Legislation currently moving through Congress to reauthorize the Child Abuse Prevention and Treatment Act (CAPTA) could be key in eradicating child abuse. The program has essentially been flat-funded since 2005, but child welfare experts believe that greater investment is needed to truly make a difference.
The annual budget for the fiscal year 2019 for CAPTA was only $125 million. The House and Senate have both agreed to increase that to $145 million for the fiscal year 2020. Many advocates are pushing for an increase of $1 billion, with $500 million going towards state funds and $500 million for community grants.
The increased funding is long overdue and is a critical link in the effort to increase abuse tracking, prevent child abuse and decrease fatalities that are the result of child abuse.
Understanding Risk Factors
Another important component of CAPTA is to better understand which children are most at risk. Reporting requirements can help policymakers better understand, and a national standard definition of maltreatment fatality would help identify at-risk children. Currently, there is no standard or mandated reporting system for child abuse or neglect deaths in the United States.
The House version of CAPTA called for that standard; however, the language is not included in the Senate markup. A new bipartisan bill introduced by Missouri Republican Senator Roy Blunt and Ohio Democrat Senator Sherrod Brown could rectify the omission on the Senate markup.
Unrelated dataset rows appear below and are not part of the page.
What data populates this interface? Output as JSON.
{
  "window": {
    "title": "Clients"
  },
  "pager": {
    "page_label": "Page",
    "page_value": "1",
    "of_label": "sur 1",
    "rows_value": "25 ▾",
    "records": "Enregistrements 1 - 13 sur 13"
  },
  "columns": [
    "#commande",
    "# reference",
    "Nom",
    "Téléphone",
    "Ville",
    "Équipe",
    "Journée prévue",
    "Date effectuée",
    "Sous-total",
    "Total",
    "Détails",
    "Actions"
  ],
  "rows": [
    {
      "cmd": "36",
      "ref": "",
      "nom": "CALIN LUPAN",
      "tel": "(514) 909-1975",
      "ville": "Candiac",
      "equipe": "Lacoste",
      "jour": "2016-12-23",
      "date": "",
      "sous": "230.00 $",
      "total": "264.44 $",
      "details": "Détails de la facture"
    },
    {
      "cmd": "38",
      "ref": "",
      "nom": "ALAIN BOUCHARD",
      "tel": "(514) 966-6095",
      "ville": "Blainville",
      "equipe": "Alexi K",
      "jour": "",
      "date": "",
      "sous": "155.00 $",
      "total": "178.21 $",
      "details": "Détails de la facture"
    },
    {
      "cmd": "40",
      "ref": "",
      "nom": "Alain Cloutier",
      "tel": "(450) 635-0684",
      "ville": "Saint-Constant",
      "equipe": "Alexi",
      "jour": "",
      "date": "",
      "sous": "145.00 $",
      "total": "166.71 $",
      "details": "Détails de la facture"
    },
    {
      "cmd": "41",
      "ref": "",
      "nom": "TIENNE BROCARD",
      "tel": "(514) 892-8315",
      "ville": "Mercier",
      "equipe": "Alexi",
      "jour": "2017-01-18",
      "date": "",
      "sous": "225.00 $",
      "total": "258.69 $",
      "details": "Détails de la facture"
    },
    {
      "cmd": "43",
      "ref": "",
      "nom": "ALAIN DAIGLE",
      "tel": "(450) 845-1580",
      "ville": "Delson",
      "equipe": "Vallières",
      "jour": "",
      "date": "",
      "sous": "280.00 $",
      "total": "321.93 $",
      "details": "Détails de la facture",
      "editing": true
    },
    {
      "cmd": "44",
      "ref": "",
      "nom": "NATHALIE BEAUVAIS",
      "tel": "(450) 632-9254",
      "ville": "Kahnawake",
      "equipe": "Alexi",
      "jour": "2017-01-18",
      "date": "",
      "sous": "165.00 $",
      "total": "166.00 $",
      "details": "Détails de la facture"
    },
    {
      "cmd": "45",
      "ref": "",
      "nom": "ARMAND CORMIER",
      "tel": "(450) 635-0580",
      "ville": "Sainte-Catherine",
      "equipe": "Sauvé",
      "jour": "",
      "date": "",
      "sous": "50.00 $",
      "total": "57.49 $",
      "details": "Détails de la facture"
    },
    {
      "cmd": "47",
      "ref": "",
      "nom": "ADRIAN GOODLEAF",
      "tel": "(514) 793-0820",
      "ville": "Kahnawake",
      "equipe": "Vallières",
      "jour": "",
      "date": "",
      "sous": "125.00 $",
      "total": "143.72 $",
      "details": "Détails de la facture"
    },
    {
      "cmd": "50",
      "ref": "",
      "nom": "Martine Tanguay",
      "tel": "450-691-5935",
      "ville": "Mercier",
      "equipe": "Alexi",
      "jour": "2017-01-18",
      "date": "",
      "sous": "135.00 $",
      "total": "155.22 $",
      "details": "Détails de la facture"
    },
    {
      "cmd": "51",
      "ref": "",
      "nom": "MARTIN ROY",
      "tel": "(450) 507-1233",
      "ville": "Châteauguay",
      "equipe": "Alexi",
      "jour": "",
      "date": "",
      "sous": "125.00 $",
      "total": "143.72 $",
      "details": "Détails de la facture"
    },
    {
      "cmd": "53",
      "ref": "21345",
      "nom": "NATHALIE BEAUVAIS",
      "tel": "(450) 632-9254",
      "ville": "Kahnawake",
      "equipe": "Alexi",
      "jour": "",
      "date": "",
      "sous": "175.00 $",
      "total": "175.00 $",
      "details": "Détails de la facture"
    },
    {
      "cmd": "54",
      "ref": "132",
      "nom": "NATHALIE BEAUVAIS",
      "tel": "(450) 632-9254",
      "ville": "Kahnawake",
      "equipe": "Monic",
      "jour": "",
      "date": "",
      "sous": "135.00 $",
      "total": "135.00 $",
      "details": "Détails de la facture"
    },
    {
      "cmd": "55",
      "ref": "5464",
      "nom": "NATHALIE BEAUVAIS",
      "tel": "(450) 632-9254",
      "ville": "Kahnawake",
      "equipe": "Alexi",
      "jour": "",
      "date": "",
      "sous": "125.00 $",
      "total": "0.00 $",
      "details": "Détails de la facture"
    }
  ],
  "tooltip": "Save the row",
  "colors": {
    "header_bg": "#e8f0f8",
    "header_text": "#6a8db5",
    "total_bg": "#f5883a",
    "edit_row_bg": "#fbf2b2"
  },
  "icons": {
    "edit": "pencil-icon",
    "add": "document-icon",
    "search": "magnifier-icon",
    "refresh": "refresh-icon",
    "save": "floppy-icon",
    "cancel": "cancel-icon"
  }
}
The Child Abuse Deaths Disclosure Act would require that all states collect data on every death caused by child abuse or neglect.
The bill would also mandate that states identify ways to prevent the deaths. In a statement, Senator Blunt said “We have an obligation to do all we can to keep children safe. Having a complete and accurate understanding of the circumstances surrounding every child abuse-related death will give policymakers, law enforcement, and public health officials the information they need to prevent these heinous deaths.”
The commission already agrees that child abuse deaths are preventable. Arming our resources with better data, research, leadership and accountability, the bill would bring us closer to preventing child abuse and fatalities.